Ela não é de ficar olhando etiqueta e já chegou a pagar quase R$ 600 por um par, mas garante que não passa muito disso.
— Não vou comprar um sapato muito caro para ter que ficar me preocupando o tempo todo com ele. Gosto de balada e uso muito salto à noite. Nessas horas, não quero ter de pensar que preciso cuidar de um sapato que custou mil reais, por exemplo.
Jessica já chegou a ter mais de cem pares, mas hoje procura não acumular muitos modelos. O máximo que um calçado fica com ela é por uma temporada, depois ela encontra pessoas que gostem e que vão cuidar bem do acessório e doa.
— Não gosto de ter muitas opções porque ficaria perdida para escolher. Prefiro ter menos e poder visualizar todos. Os únicos que ficam mais tempo comigo são as botas e sapatilhas e mesmo não tendo muitos pares é difícil eu repetir um calçado — diz ela.
Sapatos em números O presidente da Giacometti Comunicação e coordenador do estudo “A mulher e os sapatos”, Dennis Giacometti, explica que teve algumas surpresas com os resultados da pesquisa e destacou que uma das mais importantes ocorreu durante estudo etnográfico, no qual pesquisadores visitaram as entrevistadas em casa.
— Constatamos que em pelo menos um terço da amostra, as mulheres se manifestavam sobre os sapatos como se possuíssem uma coleção, algo valioso; e ao falarem sobre esta coleção, os olhos brilhavam.
Ele afirma que uma das comprovações surpreendentes foi esse amor que as mulheres, de todas as classes e idades, demonstraram ter pelos sapatos. Dennis acredita que esse comportamento feminino em relação aos calçados diz muito sobre a mulher moderna.

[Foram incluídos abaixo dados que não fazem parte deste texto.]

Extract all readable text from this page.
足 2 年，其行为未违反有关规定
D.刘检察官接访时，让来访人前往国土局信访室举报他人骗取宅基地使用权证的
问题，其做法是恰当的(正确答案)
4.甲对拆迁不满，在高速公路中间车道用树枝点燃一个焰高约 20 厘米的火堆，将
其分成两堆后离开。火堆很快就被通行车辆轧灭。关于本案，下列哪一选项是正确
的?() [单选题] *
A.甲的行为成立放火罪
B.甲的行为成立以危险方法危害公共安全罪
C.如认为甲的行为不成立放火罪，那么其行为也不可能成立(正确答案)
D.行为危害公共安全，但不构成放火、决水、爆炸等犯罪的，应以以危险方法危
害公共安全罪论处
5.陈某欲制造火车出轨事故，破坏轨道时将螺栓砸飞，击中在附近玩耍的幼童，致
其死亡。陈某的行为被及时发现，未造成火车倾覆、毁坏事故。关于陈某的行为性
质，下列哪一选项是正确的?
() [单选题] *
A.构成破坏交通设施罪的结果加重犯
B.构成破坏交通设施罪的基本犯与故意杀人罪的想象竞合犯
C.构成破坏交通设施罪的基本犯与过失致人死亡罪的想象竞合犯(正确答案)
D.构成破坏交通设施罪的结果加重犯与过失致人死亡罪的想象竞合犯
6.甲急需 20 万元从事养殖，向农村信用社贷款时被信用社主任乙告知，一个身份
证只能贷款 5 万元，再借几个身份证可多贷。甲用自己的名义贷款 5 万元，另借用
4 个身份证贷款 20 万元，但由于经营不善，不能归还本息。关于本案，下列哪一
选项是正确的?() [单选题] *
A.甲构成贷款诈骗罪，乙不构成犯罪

— Para a maioria delas, o sapato é um fetiche e em essência representa a possibilidade de essa ‘guerreira’, batalhadora de si própria, manifestar o seu estilo, a sua identidade — destaca, enfatizando que os sapatos guardam mais mistério que a roupa.
E não bastasse tanta influência, o sapato agrada à mulher também por oferecer melhor possibilidade de adequação. Segundo o estudo, as mulheres reclamaram que as roupas, muitas vezes, não servem, não caem bem e com os sapatos isso não acontece.
— Formatos variados e numeração diversificada calçam mais tipos diferentes de pés, basta escolher o modelo e experimentar para ver se ficou bom. Nesse contexto, a relação da mulher com os sapatos se dá de forma mais direta, mais fácil e mais "apaixonante" — revelou Giacometti.
Será que vale sofrer para ficar mais bonita? 76% das entrevistadas da pesquisa concordam total ou parcialmente com a afirmação. Para Dennis, essa é uma informação intrigante porque a mulher assume que vale a pena ficar desconfortável para parecer mais bonita.
Um dos dados mais importantes destacados pela Giacometti foi a infidelidade às marcas. As mulheres disseram não ter mais de três pares da mesma marca e justificaram dizendo que gostam de variar e que com mais marcas elas conseguem mais variedade.
— Essas informações são quase um alerta aos fabricantes e às lojas e mostram que o sucesso depende em grande parte de um entendimento mais amplo e mais profundo dos verdadeiros motivos que levam à decisão de compra — disse Dennis.